One of the more problematic elements of the story is Turner’s continual use of the phrase ‘death magic’. Whilst we are immersed in a chaotic war between necromancers, we are dragged through scene after scene after scene after scene of conflict as the four perspective characters converge on the story’s eventual resolution and this becomes very wearing. The action is skilfully written, but the repetition cannot be obscured by any amount of dexterous weaving. Romany’s story provides the only counter point, by adding an element of humorous gamesmanship, whilst Mottle the Air Mage steals every scene he is in.
Another issue lies in the triviality of dialogue. At times, the principles quip their way through adversity with an assortment of modern one liners belying the desperate struggle they are partaking in . Luke Essandar is particularly guilty of this. The character is portrayed as powerful and gritty, but comes across as difficult to like or care for, even when he overcomes betrayal and despair to win through.
At times there are stories hinted at which might prove more interesting than the one we follow.
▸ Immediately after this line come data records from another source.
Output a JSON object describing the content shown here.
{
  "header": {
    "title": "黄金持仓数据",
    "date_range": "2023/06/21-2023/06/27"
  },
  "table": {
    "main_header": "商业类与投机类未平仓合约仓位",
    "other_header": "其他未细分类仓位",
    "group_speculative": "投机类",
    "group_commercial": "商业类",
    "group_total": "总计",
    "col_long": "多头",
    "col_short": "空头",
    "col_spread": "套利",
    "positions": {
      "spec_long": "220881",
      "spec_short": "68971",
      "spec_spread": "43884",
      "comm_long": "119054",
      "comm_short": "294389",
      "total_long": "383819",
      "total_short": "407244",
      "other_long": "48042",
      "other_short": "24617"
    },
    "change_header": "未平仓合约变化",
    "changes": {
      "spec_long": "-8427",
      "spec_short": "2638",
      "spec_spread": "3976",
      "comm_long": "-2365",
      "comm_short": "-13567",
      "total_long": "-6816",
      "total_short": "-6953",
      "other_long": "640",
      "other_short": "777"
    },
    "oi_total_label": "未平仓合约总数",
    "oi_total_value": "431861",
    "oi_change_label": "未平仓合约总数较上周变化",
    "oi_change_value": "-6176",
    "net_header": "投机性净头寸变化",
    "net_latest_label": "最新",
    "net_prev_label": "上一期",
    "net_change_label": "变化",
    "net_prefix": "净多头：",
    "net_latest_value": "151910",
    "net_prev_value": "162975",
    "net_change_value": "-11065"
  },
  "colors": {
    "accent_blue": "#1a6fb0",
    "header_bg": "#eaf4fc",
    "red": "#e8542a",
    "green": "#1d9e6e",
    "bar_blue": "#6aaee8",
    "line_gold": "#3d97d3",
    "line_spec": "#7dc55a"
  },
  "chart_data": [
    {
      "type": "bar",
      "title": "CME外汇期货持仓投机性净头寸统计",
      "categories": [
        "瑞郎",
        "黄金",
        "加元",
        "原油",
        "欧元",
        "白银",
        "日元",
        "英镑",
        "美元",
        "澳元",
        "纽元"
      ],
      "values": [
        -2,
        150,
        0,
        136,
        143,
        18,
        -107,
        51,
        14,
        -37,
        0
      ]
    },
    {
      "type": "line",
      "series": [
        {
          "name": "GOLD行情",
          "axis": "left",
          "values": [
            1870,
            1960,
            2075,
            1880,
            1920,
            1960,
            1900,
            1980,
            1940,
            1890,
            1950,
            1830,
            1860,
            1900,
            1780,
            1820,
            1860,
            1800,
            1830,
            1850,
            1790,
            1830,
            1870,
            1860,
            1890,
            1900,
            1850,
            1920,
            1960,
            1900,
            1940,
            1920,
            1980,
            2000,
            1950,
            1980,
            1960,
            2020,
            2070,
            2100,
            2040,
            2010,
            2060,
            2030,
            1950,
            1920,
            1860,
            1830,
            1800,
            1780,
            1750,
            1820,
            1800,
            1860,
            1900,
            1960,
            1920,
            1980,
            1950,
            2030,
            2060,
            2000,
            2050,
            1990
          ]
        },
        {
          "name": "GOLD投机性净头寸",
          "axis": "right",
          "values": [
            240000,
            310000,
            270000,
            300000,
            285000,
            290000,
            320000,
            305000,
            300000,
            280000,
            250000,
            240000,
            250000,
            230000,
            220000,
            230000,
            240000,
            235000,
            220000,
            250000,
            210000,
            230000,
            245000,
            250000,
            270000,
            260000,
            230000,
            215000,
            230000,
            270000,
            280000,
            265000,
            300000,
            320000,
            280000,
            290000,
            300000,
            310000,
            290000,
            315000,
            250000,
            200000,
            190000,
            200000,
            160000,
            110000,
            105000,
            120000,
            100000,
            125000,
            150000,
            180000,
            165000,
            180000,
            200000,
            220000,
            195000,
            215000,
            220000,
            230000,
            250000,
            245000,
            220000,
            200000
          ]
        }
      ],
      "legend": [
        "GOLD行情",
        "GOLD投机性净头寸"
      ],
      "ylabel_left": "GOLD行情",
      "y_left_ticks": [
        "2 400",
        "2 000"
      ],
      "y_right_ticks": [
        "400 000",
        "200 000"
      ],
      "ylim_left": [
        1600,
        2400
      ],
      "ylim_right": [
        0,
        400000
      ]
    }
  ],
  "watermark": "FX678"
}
The Galitian siege feels like it might have been an incredible tale, just as the history between the Fangalar and the Vamilians intrigues all the more when the shade Tumbal reveals his own connection to their tragic fate.
When The Heaven’s Fall does establish a large canvas for suitably epic storytelling. The elements of mythology and the variety of characters demonstrates Turner’s vast imagination. He certainly shows tremendous skill in weaving together this disparate collection of questions to a cacophonous finish. Perhaps a shorter and more concentrated story would allow his him to focus, manage a more consistent story arc and leave behind some of the writing gymnastics needed to weave together this sprawling epic.
Written on 4th May 2016 by Allen Stroud.